No todos los festivales necesitan una explanada y un mar de pulseras. Cantabria estrenará este verano Campoo Estación Sonora, un ciclo concebido para llevar la música en directo a algunos de los parajes más espectaculares del sur de la comunidad, desde la estación de Alto Campoo hasta el nacimiento del Ebro en Fontibre, el Castillo de Argüeso o el mirador de Fuente del Chivo. Entre julio y septiembre desfilarán por estos escenarios artistas como James Rhodes, Ara Malikian, Andrés Suárez, Marlena, Santero y Los Muchachos, El Nido o Caamaño & Ameixeiras, en una programación pensada para combinar cultura, naturaleza y turismo fuera de la temporada de nieve. La mayoría de las actividades serán gratuitas y uno de los momentos más singulares llegará el 12 de agosto, cuando la música acompañe la observación del eclipse solar desde la alta montaña cántabra.
Después de dos adelantos marcados por la introspección, Pamela Rodríguez suma una nueva página a su regreso discográfico con “Flores en el asfalto”, un duelo sentimental compartido con Abraham Boba.
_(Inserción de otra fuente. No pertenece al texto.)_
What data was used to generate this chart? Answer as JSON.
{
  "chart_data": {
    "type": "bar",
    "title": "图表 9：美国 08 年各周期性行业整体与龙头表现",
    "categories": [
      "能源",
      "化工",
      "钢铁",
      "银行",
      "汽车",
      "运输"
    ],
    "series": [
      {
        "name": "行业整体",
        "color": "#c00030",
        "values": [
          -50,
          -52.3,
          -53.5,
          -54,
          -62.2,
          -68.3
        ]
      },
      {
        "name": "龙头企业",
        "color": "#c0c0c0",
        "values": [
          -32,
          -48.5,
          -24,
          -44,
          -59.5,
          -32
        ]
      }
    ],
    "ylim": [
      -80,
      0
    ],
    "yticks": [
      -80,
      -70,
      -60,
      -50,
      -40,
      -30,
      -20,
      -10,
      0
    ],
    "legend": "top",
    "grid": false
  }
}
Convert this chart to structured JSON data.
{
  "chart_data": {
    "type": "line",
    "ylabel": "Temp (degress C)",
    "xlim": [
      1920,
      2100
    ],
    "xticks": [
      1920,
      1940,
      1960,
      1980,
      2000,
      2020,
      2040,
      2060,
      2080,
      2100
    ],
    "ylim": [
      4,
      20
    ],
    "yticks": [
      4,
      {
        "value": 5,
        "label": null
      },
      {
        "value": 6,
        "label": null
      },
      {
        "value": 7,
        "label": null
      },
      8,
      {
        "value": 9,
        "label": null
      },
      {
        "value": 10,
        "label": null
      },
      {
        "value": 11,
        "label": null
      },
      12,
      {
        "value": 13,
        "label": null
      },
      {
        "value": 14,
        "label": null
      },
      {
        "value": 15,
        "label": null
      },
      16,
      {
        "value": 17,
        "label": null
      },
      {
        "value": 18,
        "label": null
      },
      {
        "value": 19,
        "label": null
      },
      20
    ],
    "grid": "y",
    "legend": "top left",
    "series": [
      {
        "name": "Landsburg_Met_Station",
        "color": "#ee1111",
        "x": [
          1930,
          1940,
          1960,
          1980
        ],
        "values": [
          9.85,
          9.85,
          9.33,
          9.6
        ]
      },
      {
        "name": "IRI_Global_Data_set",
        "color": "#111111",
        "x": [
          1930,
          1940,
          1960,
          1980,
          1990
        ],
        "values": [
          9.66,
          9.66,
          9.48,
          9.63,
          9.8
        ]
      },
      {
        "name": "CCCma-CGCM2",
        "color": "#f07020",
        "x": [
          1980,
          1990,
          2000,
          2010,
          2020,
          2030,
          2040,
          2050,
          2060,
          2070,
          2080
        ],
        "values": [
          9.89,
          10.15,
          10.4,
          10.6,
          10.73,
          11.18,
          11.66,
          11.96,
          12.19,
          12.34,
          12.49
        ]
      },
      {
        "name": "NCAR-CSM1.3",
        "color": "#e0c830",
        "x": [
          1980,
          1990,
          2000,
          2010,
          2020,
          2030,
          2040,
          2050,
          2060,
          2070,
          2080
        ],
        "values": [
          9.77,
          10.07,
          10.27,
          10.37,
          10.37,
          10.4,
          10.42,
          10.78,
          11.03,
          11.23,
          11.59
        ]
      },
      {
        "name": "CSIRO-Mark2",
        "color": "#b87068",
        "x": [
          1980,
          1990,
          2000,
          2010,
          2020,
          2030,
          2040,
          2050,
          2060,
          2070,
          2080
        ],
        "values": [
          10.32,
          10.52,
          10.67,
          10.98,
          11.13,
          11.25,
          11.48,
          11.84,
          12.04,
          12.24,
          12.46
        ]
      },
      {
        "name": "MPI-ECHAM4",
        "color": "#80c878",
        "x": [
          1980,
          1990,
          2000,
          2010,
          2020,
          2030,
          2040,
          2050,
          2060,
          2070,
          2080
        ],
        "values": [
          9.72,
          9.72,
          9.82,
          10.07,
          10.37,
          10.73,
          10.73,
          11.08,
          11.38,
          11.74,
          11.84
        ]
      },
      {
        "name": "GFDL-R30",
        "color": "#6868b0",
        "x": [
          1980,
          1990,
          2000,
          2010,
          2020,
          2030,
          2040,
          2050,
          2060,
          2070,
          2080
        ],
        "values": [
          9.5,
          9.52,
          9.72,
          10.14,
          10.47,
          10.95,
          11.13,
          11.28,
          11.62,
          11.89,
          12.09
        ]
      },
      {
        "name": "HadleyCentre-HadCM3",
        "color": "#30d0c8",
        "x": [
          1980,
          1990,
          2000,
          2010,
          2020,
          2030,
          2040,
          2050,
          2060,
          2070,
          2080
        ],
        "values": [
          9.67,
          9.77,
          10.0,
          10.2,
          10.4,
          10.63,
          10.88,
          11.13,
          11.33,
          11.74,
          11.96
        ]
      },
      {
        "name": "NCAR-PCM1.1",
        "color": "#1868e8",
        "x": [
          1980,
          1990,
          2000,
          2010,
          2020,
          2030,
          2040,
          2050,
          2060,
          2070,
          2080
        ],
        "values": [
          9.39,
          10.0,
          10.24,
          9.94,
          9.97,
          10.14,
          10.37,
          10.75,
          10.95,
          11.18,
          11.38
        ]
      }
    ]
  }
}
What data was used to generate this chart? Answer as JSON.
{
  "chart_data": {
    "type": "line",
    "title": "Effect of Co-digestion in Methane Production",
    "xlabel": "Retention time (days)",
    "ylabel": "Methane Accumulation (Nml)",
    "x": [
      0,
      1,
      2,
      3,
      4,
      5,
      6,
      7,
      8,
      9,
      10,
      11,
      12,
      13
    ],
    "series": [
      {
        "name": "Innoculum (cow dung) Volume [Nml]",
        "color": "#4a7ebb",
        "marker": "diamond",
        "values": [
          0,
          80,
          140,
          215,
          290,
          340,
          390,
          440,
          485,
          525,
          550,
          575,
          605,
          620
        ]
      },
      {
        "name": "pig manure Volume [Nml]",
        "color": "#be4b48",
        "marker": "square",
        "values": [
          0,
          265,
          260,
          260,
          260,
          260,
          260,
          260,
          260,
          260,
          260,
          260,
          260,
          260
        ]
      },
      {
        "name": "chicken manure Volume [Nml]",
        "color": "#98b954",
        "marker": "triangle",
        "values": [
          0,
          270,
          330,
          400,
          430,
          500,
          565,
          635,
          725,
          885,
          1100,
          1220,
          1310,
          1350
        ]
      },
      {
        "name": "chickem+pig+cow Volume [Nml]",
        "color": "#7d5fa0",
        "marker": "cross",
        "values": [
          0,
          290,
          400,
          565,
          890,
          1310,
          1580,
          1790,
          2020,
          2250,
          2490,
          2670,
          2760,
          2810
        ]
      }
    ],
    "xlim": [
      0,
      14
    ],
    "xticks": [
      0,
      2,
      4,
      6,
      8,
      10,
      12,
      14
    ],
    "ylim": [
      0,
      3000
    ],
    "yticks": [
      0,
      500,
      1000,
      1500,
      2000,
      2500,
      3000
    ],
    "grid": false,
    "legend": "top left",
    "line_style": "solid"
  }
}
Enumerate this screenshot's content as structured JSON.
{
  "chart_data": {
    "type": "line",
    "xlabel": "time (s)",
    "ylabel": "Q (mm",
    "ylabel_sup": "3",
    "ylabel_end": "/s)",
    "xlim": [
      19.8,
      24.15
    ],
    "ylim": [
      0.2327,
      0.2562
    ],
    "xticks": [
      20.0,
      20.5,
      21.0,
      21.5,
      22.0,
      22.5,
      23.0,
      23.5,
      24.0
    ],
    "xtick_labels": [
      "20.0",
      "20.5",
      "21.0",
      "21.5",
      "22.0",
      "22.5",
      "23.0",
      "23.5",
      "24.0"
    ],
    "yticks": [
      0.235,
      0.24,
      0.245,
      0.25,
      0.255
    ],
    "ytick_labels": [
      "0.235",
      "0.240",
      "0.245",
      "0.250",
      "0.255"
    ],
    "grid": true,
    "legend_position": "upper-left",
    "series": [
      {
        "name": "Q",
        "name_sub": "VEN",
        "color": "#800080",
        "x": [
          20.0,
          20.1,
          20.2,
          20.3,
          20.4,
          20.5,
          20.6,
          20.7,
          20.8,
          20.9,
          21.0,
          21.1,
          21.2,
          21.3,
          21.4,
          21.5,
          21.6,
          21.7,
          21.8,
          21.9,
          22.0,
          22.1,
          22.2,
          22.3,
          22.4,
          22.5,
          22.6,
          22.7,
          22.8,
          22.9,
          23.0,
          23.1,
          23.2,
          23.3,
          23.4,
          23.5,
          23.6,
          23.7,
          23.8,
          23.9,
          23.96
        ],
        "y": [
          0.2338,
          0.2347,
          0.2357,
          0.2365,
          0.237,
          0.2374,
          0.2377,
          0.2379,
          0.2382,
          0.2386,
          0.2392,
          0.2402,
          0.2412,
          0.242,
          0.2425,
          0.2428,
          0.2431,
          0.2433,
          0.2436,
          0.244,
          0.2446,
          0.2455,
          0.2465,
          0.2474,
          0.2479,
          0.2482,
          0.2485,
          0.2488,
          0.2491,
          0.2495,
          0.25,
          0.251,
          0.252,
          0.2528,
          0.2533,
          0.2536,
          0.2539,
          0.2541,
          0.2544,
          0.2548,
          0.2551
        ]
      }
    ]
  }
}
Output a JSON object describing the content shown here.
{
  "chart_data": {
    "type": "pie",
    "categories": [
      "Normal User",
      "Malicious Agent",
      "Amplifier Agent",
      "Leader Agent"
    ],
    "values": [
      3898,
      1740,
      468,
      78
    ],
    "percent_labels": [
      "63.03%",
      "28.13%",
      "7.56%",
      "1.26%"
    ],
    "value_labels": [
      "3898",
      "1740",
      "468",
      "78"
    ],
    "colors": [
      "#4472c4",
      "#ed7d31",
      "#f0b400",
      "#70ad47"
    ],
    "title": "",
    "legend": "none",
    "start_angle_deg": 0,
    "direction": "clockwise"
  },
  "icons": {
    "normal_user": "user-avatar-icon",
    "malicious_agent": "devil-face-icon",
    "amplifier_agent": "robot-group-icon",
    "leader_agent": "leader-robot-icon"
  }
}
La cantante y compositora peruana, instalada desde hace años en Galicia y fichada recientemente por Subterfuge, convierte la incomunicación de una pareja en el eje de una canción donde ambos intérpretes encarnan las dos versiones de una misma historia. Con influencias que van desde la estética de León Benavente hasta Dirty Projectors, y con un guiño al uso de corales inspirado en la libertad vocal que reivindica en Rosalía, el tema continúa dibujando el universo de una artista que, tras cuatro álbumes, dos nominaciones al Latin Grammy y una trayectoria repartida entre América y España, sigue encontrando nuevas formas de cruzar el pop con la experimentación.
Terminamos con dos apuntes obituarios. Pocas personas han cambiado tanto la historia de la música sin subirse nunca a un escenario como Clive Davis (1932-2026). El legendario ejecutivo discográfico falleció el 22 de junio a los 94 años, dejando tras de sí una carrera irrepetible, marcada por un instinto casi sobrenatural para descubrir talento y construir carreras. Desde Columbia hasta Arista, J Records o Sony, Davis fue decisivo en el despegue de artistas como Whitney Houston, Bruce Springsteen, Janis Joplin, Santana, Patti Smith, Alicia Keys o Aerosmith, además de relanzar las trayectorias de Aretha Franklin, Lou Reed o Grateful Dead. Ganador de cinco premios Grammy e incorporado al Rock & Roll Hall Of Fame como figura no intérprete, su legado trasciende los despachos: buena parte de la banda sonora de los últimos sesenta años lleva, de una forma u otra, su firma.
También tenemos que despedir a David Clayton-Thomas (1941-2026), la voz que llevó a Blood, Sweat & Tears a la cima de finales de los sesenta, que murió el 24 de junio a los 83 años. El cantante británico-canadiense, responsable de interpretar clásicos como “Spinning Wheel”, “You’ve Made Me So Very Happy” o “And When I Die”, fue una de las piezas fundamentales del éxito de la banda, cuyo LP “Blood, Sweat & Tears” (1968) ganó el Grammy al Álbum del Año en 1970 por delante de “Abbey Road” (1969) de The Beatles. Dueño de una voz inconfundible capaz de moverse entre el rock, el soul y el jazz, Clayton-Thomas continuó desarrollando una larga carrera en solitario tras abandonar el grupo, dejando una huella decisiva en una de las formaciones más singulares de la música estadounidense de su época.